The deadly advocacy of assisted suicide [THE WASHINGTON TIMES]
Published 10 October 2018 at The Washington Times: link to original article
By G. Kevin Donovan
Preventing suicide, or encouraging it?
The announcement encourages residents to think about assisted suicide and offers resources which help a person pursue it, while all other organizations are trying to find ways to prevent suicide, and help those most in need, and at risk. Aren’t public service announcements supposed to call attention to a message that is in the public interest? Running announcements of this nature is reckless and dangerous, especially during the month dedicated to suicide prevention.
It is no wonder that the assisted-suicide lobby has resorted to such tactics — this dangerous public policy is so unpopular here that in the first year after the District of Columbia enacted a law to allow assisted suicide, not one person killed themselves with a doctor’s help, as the new law sanctions. In fact, during that time only two out of nearly 11,000 licensed D.C. physicians were willing to participate, and just one hospital cleared doctors to be involved.
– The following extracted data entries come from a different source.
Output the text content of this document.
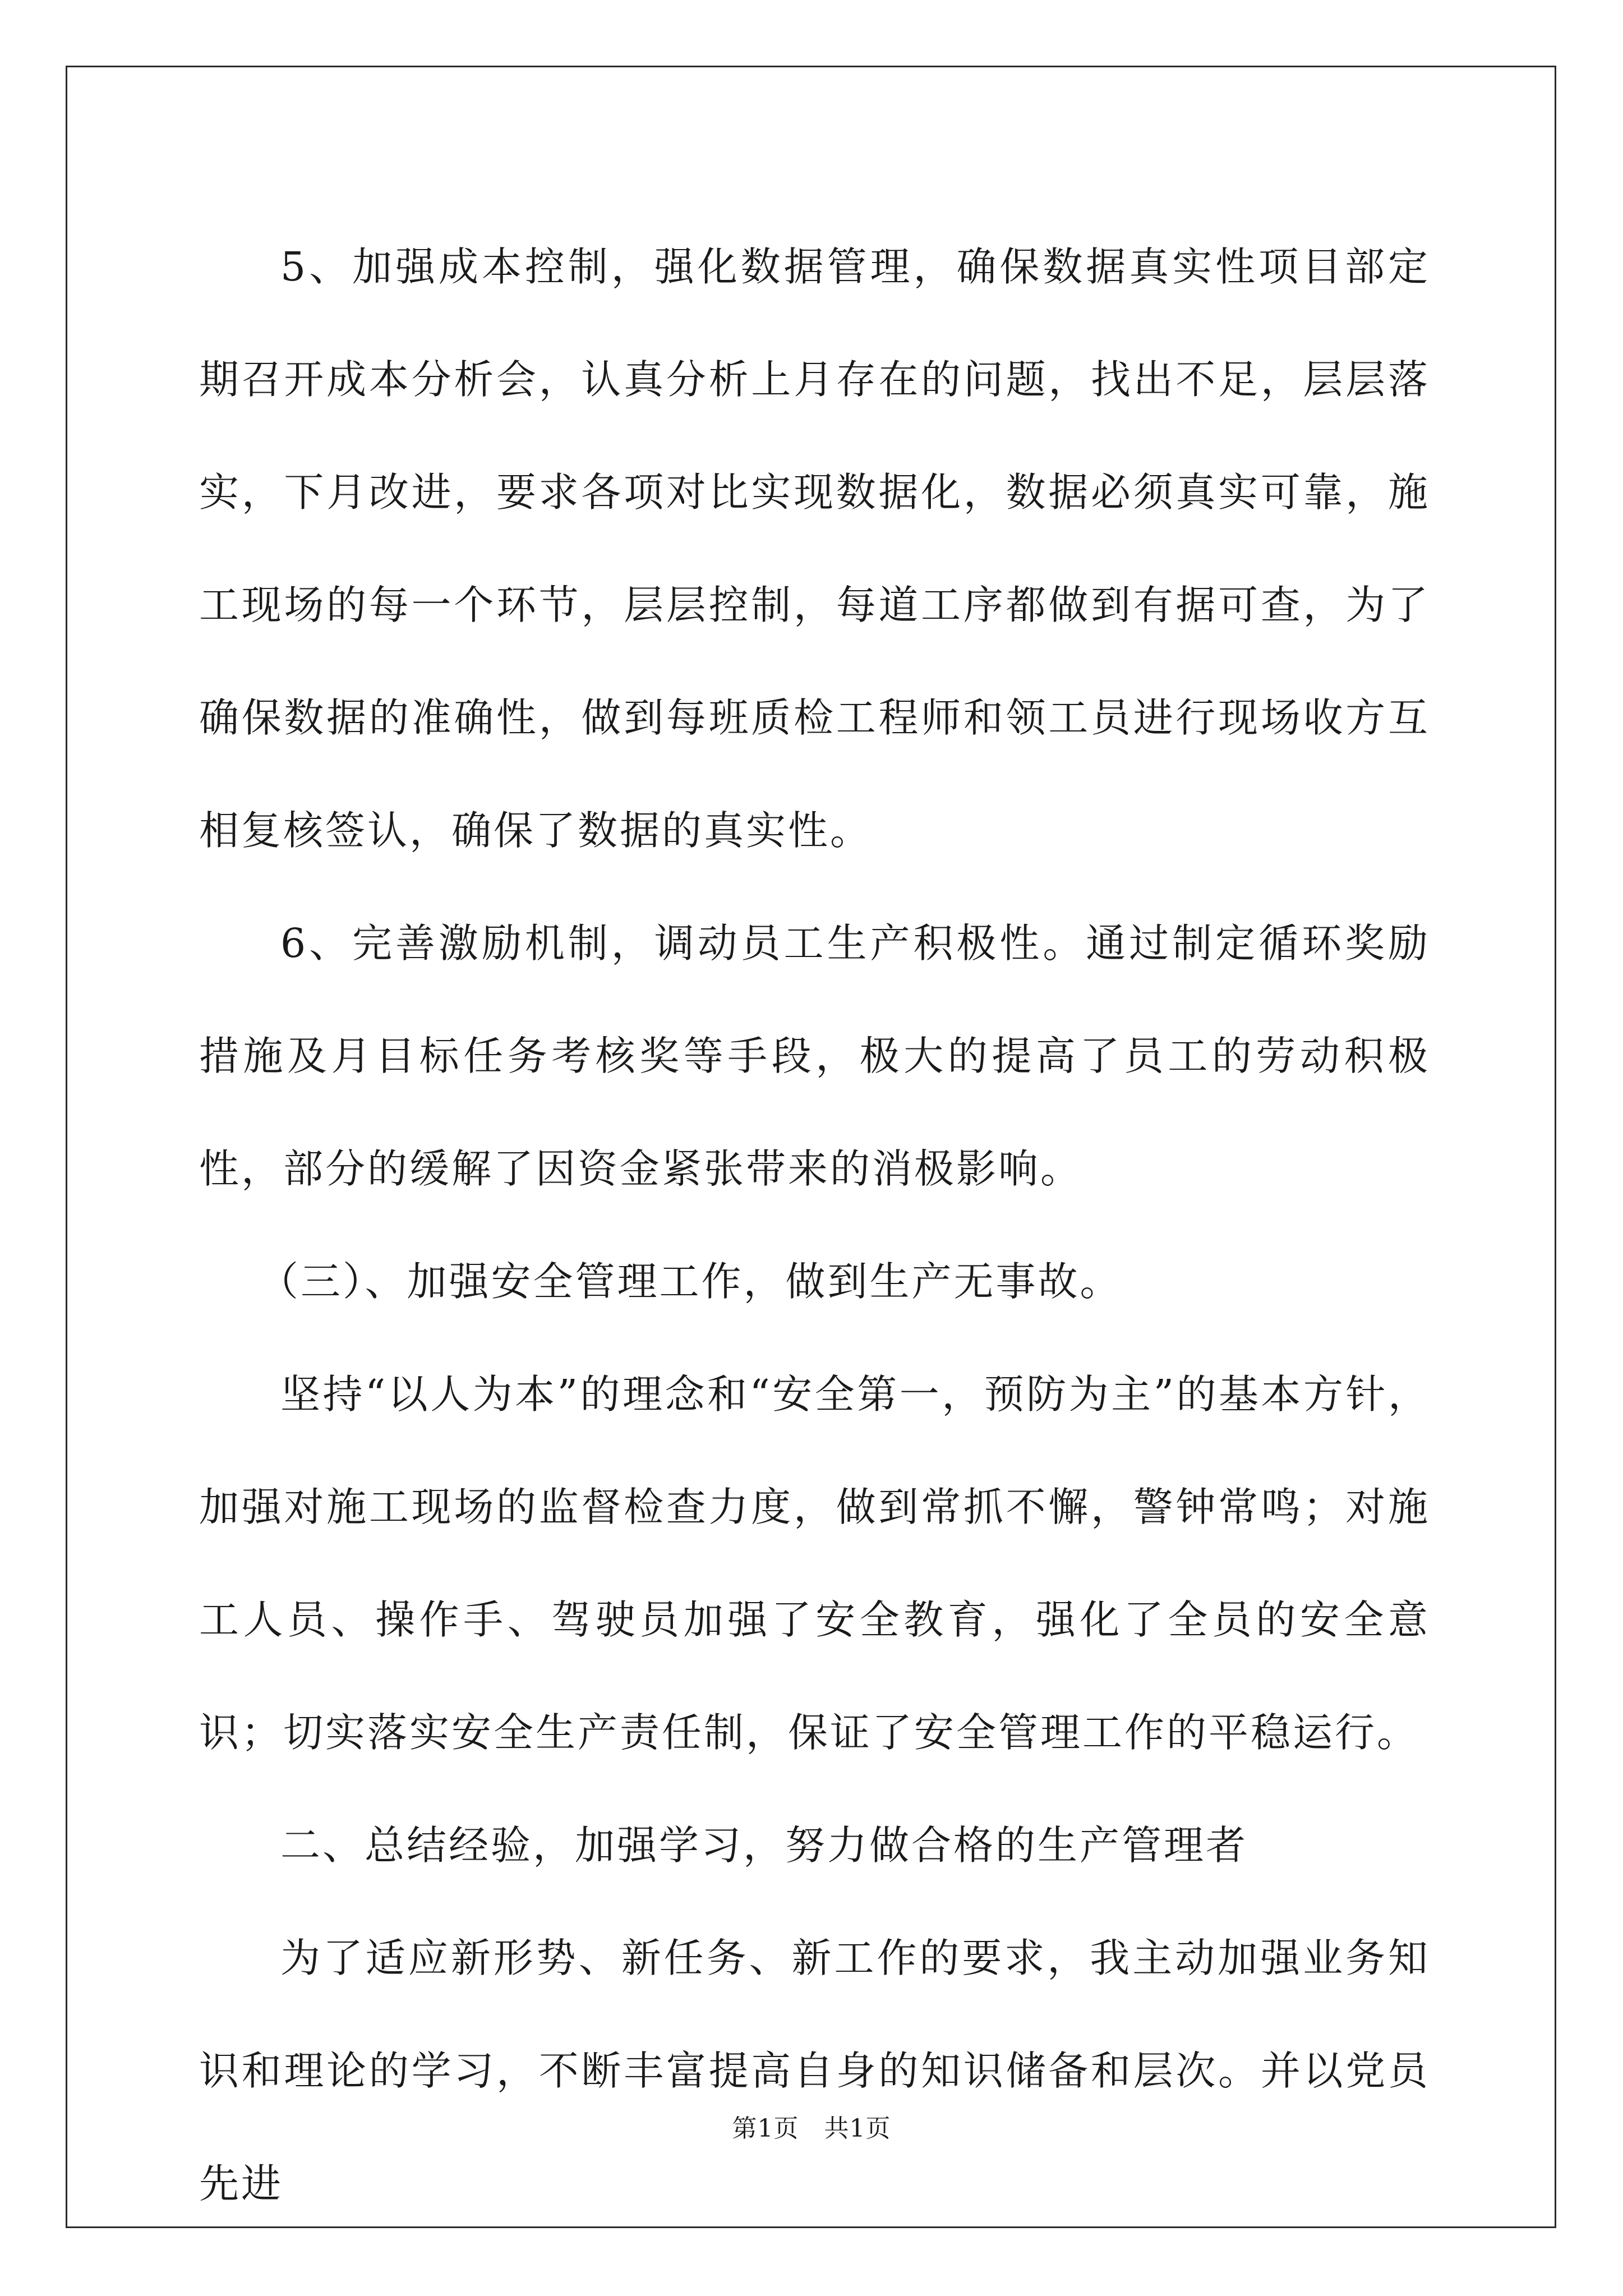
5、加强成本控制，强化数据管理，确保数据真实性项目部定期召开成本分析会，认真分析上月存在的问题，找出不足，层层落实，下月改进，要求各项对比实现数据化，数据必须真实可靠，施工现场的每一个环节，层层控制，每道工序都做到有据可查，为了确保数据的准确性，做到每班质检工程师和领工员进行现场收方互相复核签认，确保了数据的真实性。

6、完善激励机制，调动员工生产积极性。通过制定循环奖励措施及月目标任务考核奖等手段，极大的提高了员工的劳动积极性，部分的缓解了因资金紧张带来的消极影响。

（三）、加强安全管理工作，做到生产无事故。

坚持“以人为本”的理念和“安全第一，预防为主”的基本方针，加强对施工现场的监督检查力度，做到常抓不懈，警钟常鸣；对施工人员、操作手、驾驶员加强了安全教育，强化了全员的安全意识；切实落实安全生产责任制，保证了安全管理工作的平稳运行。

二、总结经验，加强学习，努力做合格的生产管理者

为了适应新形势、新任务、新工作的要求，我主动加强业务知识和理论的学习，不断丰富提高自身的知识储备和层次。并以党员先进

第1页　共1页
Instead of veiled advertisements for assisted suicide from advocates, patients and physicians deserve to be given the facts, including the attendant abuses, and to know why so few doctors and hospitals are participating.
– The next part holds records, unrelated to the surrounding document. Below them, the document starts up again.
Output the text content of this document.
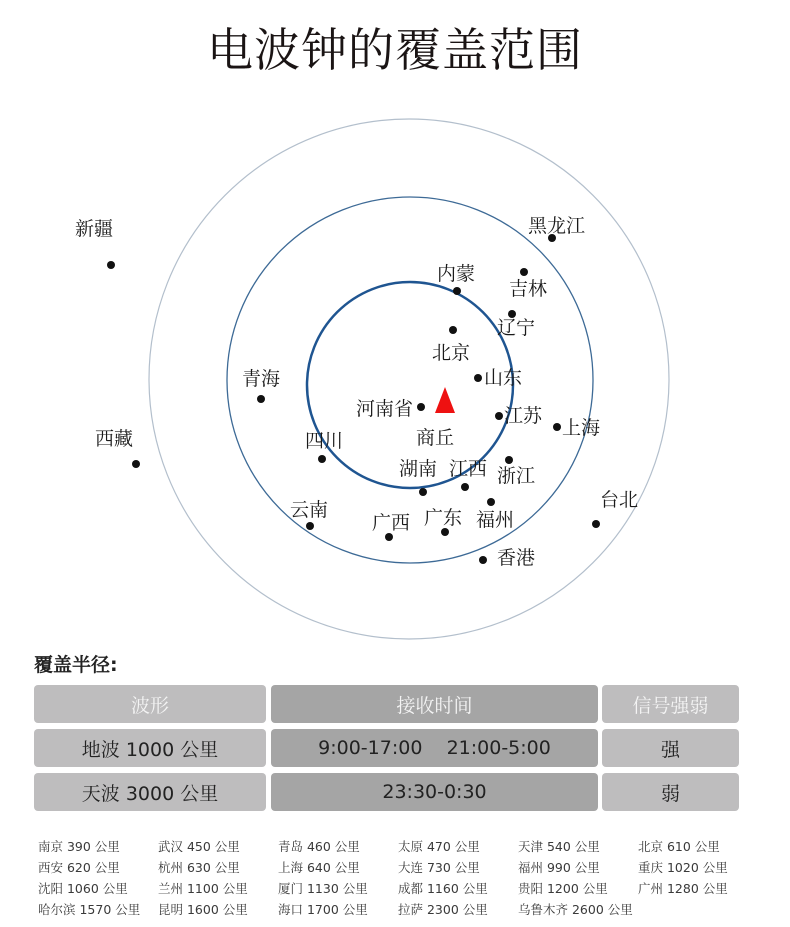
电波钟的覆盖范围
新疆
西藏
青海
四川
云南
广西 广东 福州
香港
湖南 江西 浙江
台北
上海
江苏
山东
北京
辽宁
吉林
黑龙江
内蒙
河南省
商丘
覆盖半径:
波形	接收时间	信号强弱
地波 1000 公里	9:00-17:00    21:00-5:00	强
天波 3000 公里	23:30-0:30	弱
南京 390 公里	武汉 450 公里	青岛 460 公里	太原 470 公里	天津 540 公里	北京 610 公里
西安 620 公里	杭州 630 公里	上海 640 公里	大连 730 公里	福州 990 公里	重庆 1020 公里
沈阳 1060 公里 兰州 1100 公里 厦门 1130 公里 成都 1160 公里 贵阳 1200 公里 广州 1280 公里
哈尔滨 1570 公里 昆明 1600 公里 海口 1700 公里 拉萨 2300 公里 乌鲁木齐 2600 公里
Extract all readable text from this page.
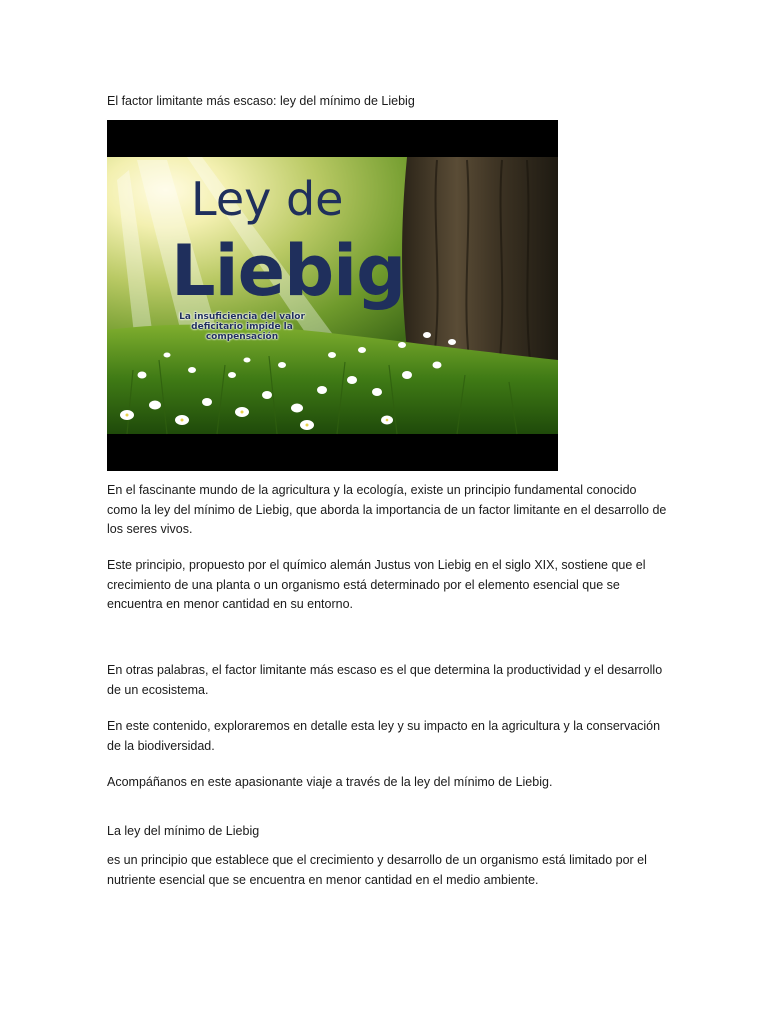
El factor limitante más escaso: ley del mínimo de Liebig

Ley de
Liebig
La insuficiencia del valor deficitario impide la compensación

En el fascinante mundo de la agricultura y la ecología, existe un principio fundamental conocido como la ley del mínimo de Liebig, que aborda la importancia de un factor limitante en el desarrollo de los seres vivos.

Este principio, propuesto por el químico alemán Justus von Liebig en el siglo XIX, sostiene que el crecimiento de una planta o un organismo está determinado por el elemento esencial que se encuentra en menor cantidad en su entorno.

En otras palabras, el factor limitante más escaso es el que determina la productividad y el desarrollo de un ecosistema.

En este contenido, exploraremos en detalle esta ley y su impacto en la agricultura y la conservación de la biodiversidad.

Acompáñanos en este apasionante viaje a través de la ley del mínimo de Liebig.

La ley del mínimo de Liebig

es un principio que establece que el crecimiento y desarrollo de un organismo está limitado por el nutriente esencial que se encuentra en menor cantidad en el medio ambiente.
Assisted suicide laws create “second class” of people
Despite so-called safeguards, the D.C. assisted-suicide bill fails to adequately protect the most vulnerable in society. The poor, people of advanced years, persons with disabilities, both physical and developmental, and people who experience depression all find themselves at a much higher risk of being placed, even against their will, in that “second class” of people who do not receive the equal protection of suicide prevention.
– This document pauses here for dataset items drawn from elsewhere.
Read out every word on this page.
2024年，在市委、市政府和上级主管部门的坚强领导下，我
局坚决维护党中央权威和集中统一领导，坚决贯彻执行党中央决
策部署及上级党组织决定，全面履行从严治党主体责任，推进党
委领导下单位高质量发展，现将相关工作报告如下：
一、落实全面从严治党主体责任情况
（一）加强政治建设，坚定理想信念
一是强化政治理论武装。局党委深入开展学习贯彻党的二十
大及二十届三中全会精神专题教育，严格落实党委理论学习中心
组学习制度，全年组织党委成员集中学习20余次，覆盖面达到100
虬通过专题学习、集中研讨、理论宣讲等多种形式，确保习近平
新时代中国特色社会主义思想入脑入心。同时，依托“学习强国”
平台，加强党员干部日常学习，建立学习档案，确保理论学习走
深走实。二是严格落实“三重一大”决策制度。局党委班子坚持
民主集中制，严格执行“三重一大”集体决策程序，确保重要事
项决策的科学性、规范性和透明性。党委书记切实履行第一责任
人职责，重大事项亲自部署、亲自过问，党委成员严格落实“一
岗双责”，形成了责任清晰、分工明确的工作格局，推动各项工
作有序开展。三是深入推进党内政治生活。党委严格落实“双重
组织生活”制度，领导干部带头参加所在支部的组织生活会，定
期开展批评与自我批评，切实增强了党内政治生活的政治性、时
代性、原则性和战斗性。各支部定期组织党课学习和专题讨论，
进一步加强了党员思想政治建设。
This type of discrimination is a reality in places where assisted suicide is legal. We know because in Oregon (oregon.gov), where assisted suicide was legalized 20 years ago, feeling like a burden is among the top end-of-life concerns of people who asked for lethal drugs. Making suicide available to people who require significant care and resources conveys that dependency and the need for care is burdensome, perhaps even revolting.
Advocates often say that these laws will be used by only a few. Assisted suicide is the ultimate special interest bill because, for these few, we must place a far greater number at risk of deadly harm through mistakes, coercion and abuse.
Assisted suicide also breaks down the patient-physician relationship. With these laws, a doctor is legally forbidden from listing suicide as the cause of death on the death certificate. Not only does that require a falsehood, it makes oversight nearly impossible and accurate disease data a thing of the past. These laws do precious little for patients, but they do ensure that doctors cannot be sued or subjected to criminal penalties when acting “in good faith” within this law.
For centuries, a physician’s primary focus has been to cure and comfort. Assisted suicide is an aberration that distorts that focus, medicalizing suicide. The result is a breach of trust between physician and patient — and the real risk that normalizing suicide will lead to “suicide contagion” in others. There is no mystery behind why physicians in Washington are not lining up to participate: It undermines their credibility and runs contrary to their role as healer. And physicians should be wary of promoting suicide for any reason among their patients. More doctors themselves die of suicide than in any other profession.
At a time when public service announcements should be engaged in suicide prevention, patients’ rights and protection of the vulnerable, the opposite is being promoted by one special interest group. As more and more deaths by suicide make the news, and the suicide epidemic unfolds in our country, we should think twice about promoting such harmful messages and patently unpopular public policy.
G. Kevin Donovan is a physician and director of the Pellegrino Center for Clinical Bioethics and professor at Georgetown University Medical Center.